Fußballspiel im DP-Lager „Düppel-Center“ © American Jewish Joint Distribution Committee Archives, NY_50747

Familien in einer Unterkunft des Joint in der Rykestraße, 1945 © American Jewish Joint Distribution Committee Archives, NY_07156

ORT-Diplom für Malka Gliklich über ihre Ausbildung zur Radiotelegrafin, 1946 © United States Holocaust Memorial Museum, courtesy of Lucy Gliklich Breitbart, 04210

„Purim 1947“: Fotoalbum von Wolfgang (Dixi) Heim, Berlin, Kladow, Biberach, Köln, Marseille, Zürich, ca. 1946-1948 © Jüdisches Museum Berlin, Inv.-Nr. 1999/217/6a, Schenkung von Wolfgang Heim

Flyer für das DP-Theater „Baderech“

Yeshayahu Zycer spielt im Schnee mit seinen Lehrer:innen, Margot und Leonhard Natkowitz, im DP camp „Düppel-Center“ © United States Holocaust Memorial Museum, courtesy of Francoise Bielinski Sitzer, 38299

Programmheft für die Theatervorstellung „Alte und neue Zeiten“, ein jiddisches Stück, des „Baderech“-Theaters

Oberstufenschüler:innen des DP-Camps in Schlachtensee lernen in einem Klassenzimmer © United States Holocaust Memorial Museum, courtesy of Francoise Bielinski Sitzer

„Es geht uns immer wieder darum, die Schatten von gestern zu überwinden. […] Wir brauchen künstlerische Selbstbetätigung, wir haben das Recht auf Individualismus: Jahre hindurch sollten wir als Masse sterben; nun ist die Zeit gekommen, da wir als Volk leben wollen!

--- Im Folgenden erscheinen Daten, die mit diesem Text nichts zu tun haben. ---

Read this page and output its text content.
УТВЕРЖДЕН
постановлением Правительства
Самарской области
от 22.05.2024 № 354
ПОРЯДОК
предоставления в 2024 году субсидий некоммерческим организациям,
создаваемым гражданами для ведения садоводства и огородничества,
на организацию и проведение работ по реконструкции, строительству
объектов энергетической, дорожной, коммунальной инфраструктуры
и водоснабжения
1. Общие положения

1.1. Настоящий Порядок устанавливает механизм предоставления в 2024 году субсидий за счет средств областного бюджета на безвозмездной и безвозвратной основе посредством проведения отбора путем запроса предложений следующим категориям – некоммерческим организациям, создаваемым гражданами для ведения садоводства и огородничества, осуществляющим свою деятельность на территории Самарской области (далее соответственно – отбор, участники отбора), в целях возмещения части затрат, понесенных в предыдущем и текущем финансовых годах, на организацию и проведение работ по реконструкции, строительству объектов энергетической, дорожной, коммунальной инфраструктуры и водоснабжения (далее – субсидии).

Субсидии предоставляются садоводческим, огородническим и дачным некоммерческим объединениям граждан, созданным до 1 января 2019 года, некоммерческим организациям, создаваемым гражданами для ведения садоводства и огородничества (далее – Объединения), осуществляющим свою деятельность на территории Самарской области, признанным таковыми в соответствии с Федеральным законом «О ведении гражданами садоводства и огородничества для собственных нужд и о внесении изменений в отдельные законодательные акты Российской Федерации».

Unser kleines Theater am Rande Berlins, der Durchgangsstation auf dem Wege zu einem neuen Leben, ist der erste Schritt dazu.“

Ein Schauspieler der DP-Theatergruppe „Baderech“ in Der Weg – Zeitschrift für Fragen des Judentums, 5. September 1946

Aus Durchgangsstationen werden Städte

Ende 1946 verbot die US-amerikanische Militärregierung vorübergehend die Weiterreise. Die Geflüchteten saßen in Berlin fest. Da auch die Flucht nach Berlin zunehmend erschwert wurde, gab die Untergrundorganisation Brichah („Flucht“) die Route von Berlin nach Szczecin (Stettin) auf und es kamen kaum mehr Geflüchtete. Die DP-Lager entwickelten sich zu kleinen Städten mit Schulunterricht, beruflichen Ausbildungen und kulturellen, politischen, sportlichen und künstlerischen Angeboten.

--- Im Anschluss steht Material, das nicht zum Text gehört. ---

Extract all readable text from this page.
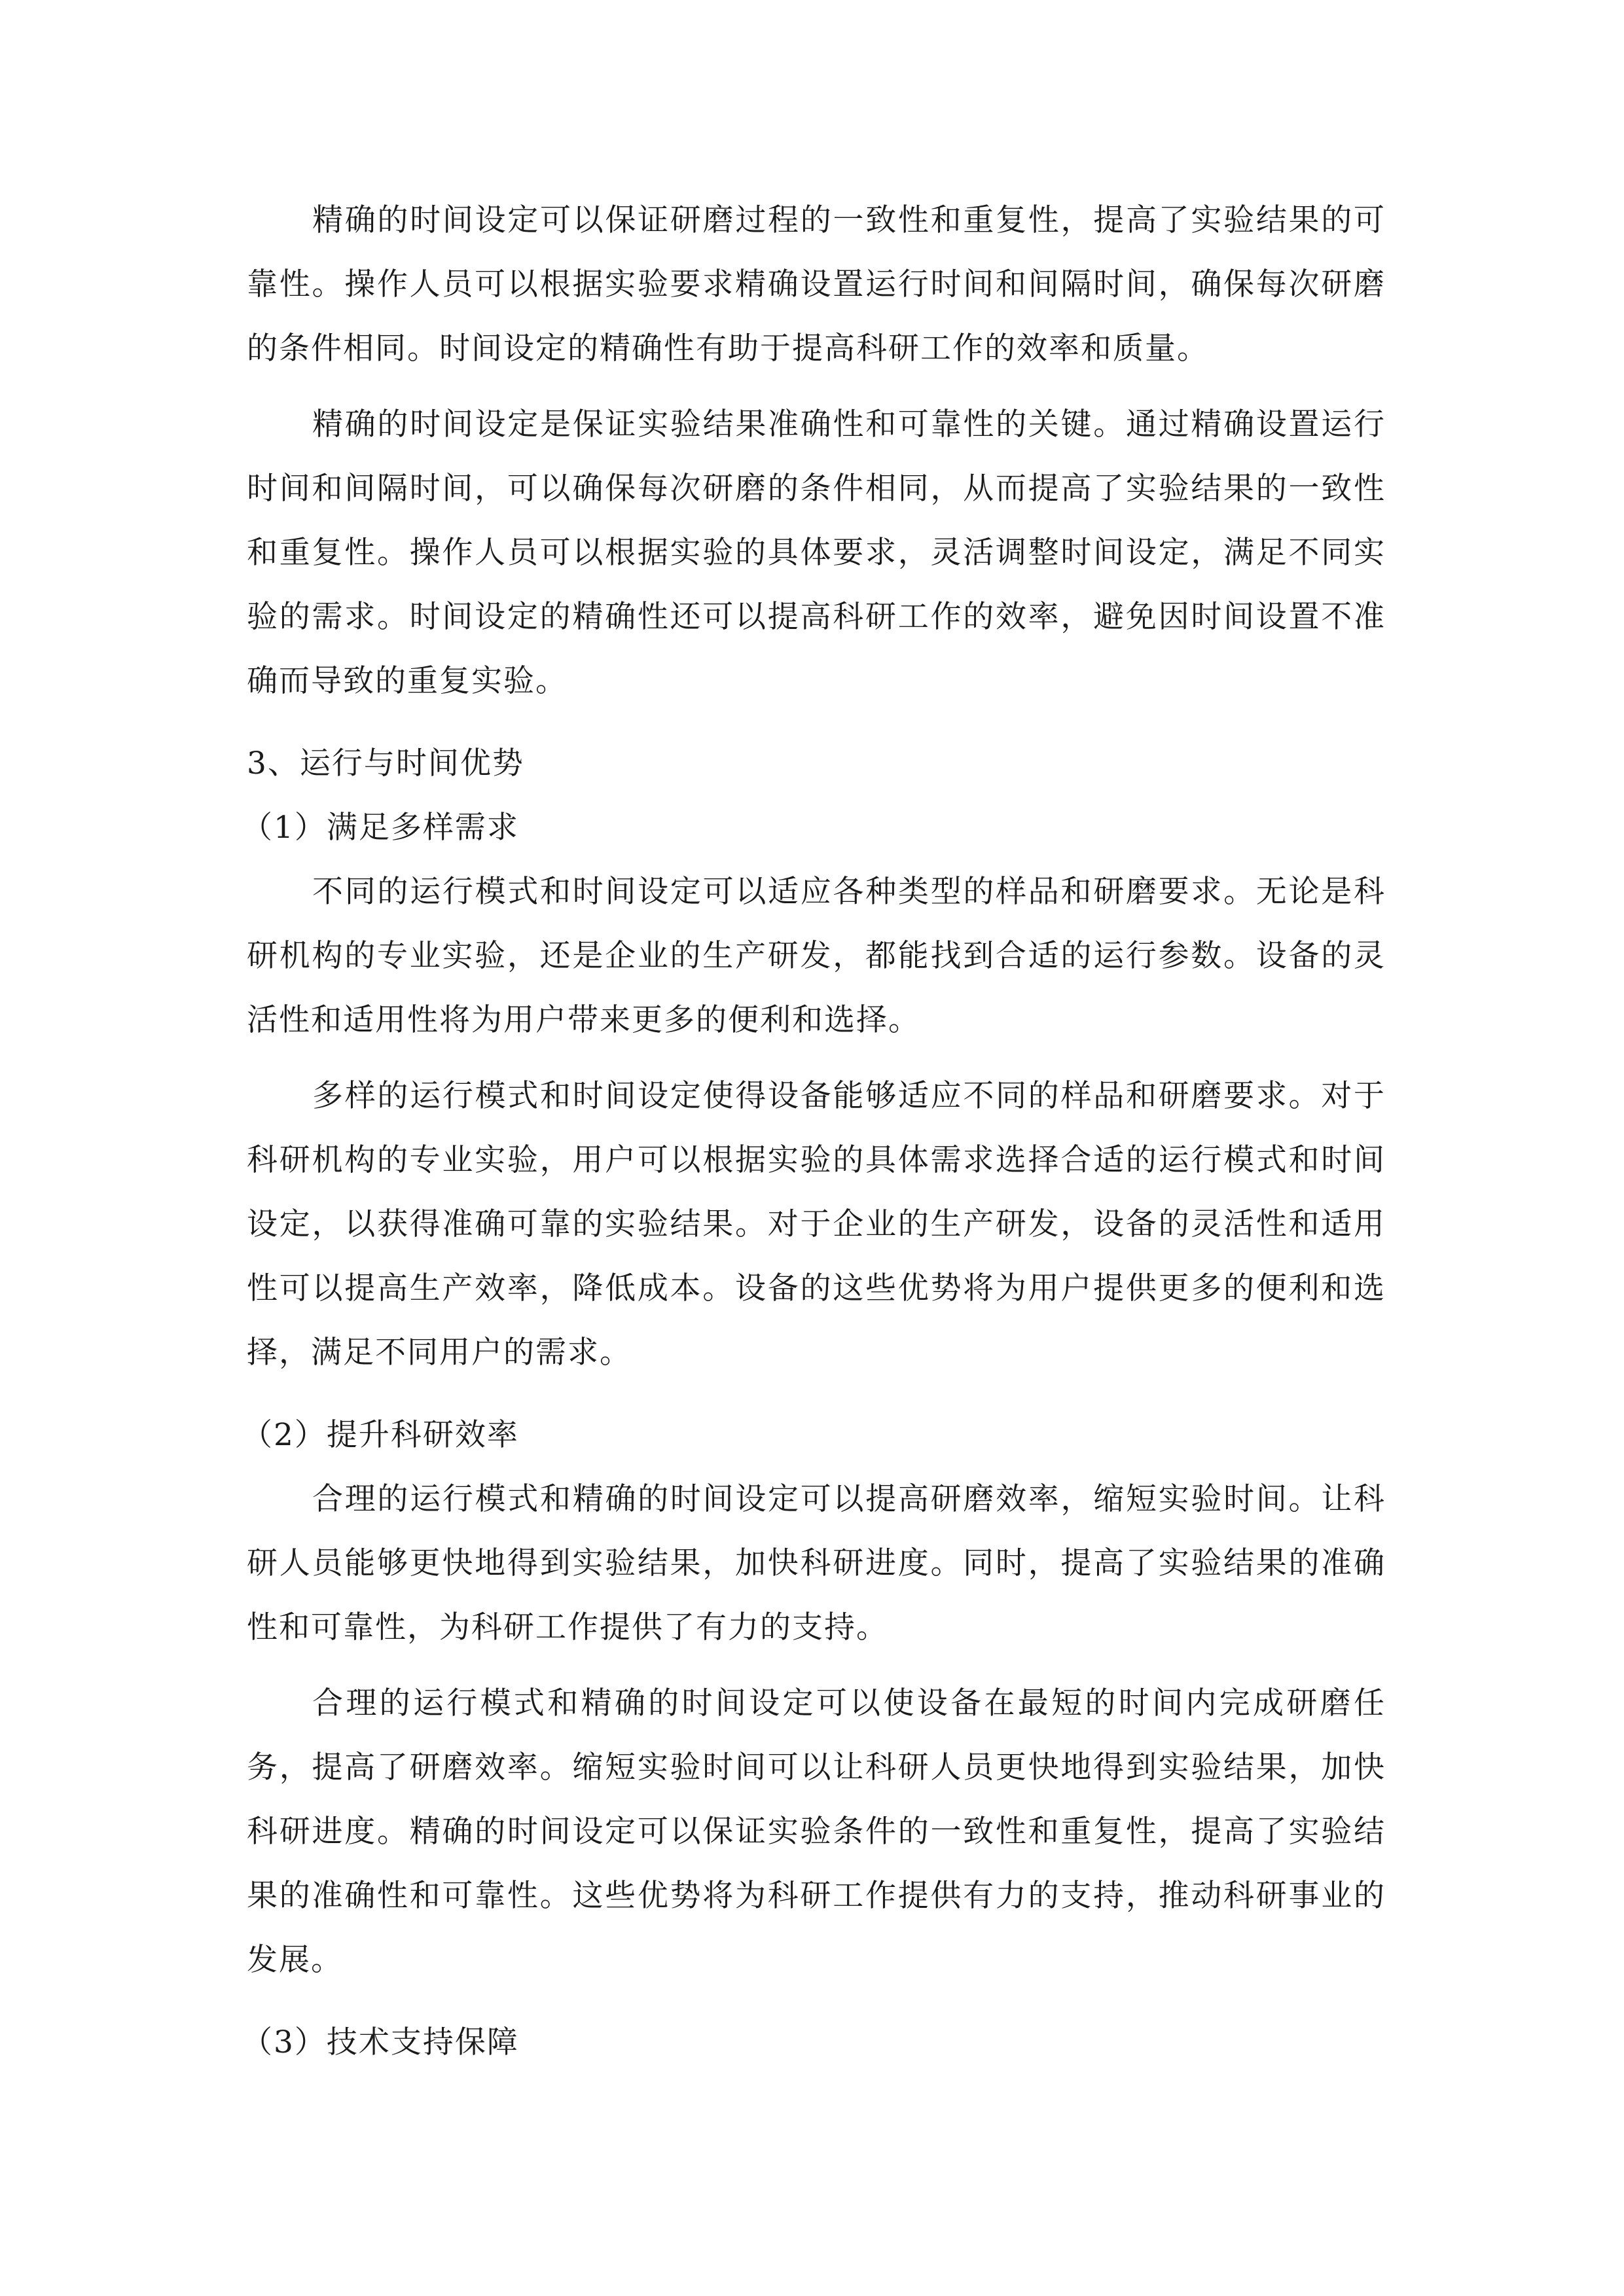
精确的时间设定可以保证研磨过程的一致性和重复性，提高了实验结果的可靠性。操作人员可以根据实验要求精确设置运行时间和间隔时间，确保每次研磨的条件相同。时间设定的精确性有助于提高科研工作的效率和质量。

精确的时间设定是保证实验结果准确性和可靠性的关键。通过精确设置运行时间和间隔时间，可以确保每次研磨的条件相同，从而提高了实验结果的一致性和重复性。操作人员可以根据实验的具体要求，灵活调整时间设定，满足不同实验的需求。时间设定的精确性还可以提高科研工作的效率，避免因时间设置不准确而导致的重复实验。

3、运行与时间优势

（1）满足多样需求

不同的运行模式和时间设定可以适应各种类型的样品和研磨要求。无论是科研机构的专业实验，还是企业的生产研发，都能找到合适的运行参数。设备的灵活性和适用性将为用户带来更多的便利和选择。

多样的运行模式和时间设定使得设备能够适应不同的样品和研磨要求。对于科研机构的专业实验，用户可以根据实验的具体需求选择合适的运行模式和时间设定，以获得准确可靠的实验结果。对于企业的生产研发，设备的灵活性和适用性可以提高生产效率，降低成本。设备的这些优势将为用户提供更多的便利和选择，满足不同用户的需求。

（2）提升科研效率

合理的运行模式和精确的时间设定可以提高研磨效率，缩短实验时间。让科研人员能够更快地得到实验结果，加快科研进度。同时，提高了实验结果的准确性和可靠性，为科研工作提供了有力的支持。

合理的运行模式和精确的时间设定可以使设备在最短的时间内完成研磨任务，提高了研磨效率。缩短实验时间可以让科研人员更快地得到实验结果，加快科研进度。精确的时间设定可以保证实验条件的一致性和重复性，提高了实验结果的准确性和可靠性。这些优势将为科研工作提供有力的支持，推动科研事业的发展。

（3）技术支持保障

Kunst spielte in den DP-Lagern eine große Rolle: In Literatur, Theater und Musik setzten sich die Menschen mit den traumatischen Erlebnissen der Shoah und der Gegenwart in Berlin auseinander. Die meisten Erzeugnisse wurden auf Jiddisch verfasst, einer Sprache, die als Trägerin von Erinnerung und Identität an Bedeutung gewann. In den ersten fünf Jahren nach Kriegsende wurden allein in der US-amerikanischen Besatzungszone 140 Zeitungen und Zeitschriften und etwa 30 Prosa- und Gedichtbände in jiddischer Sprache veröffentlicht.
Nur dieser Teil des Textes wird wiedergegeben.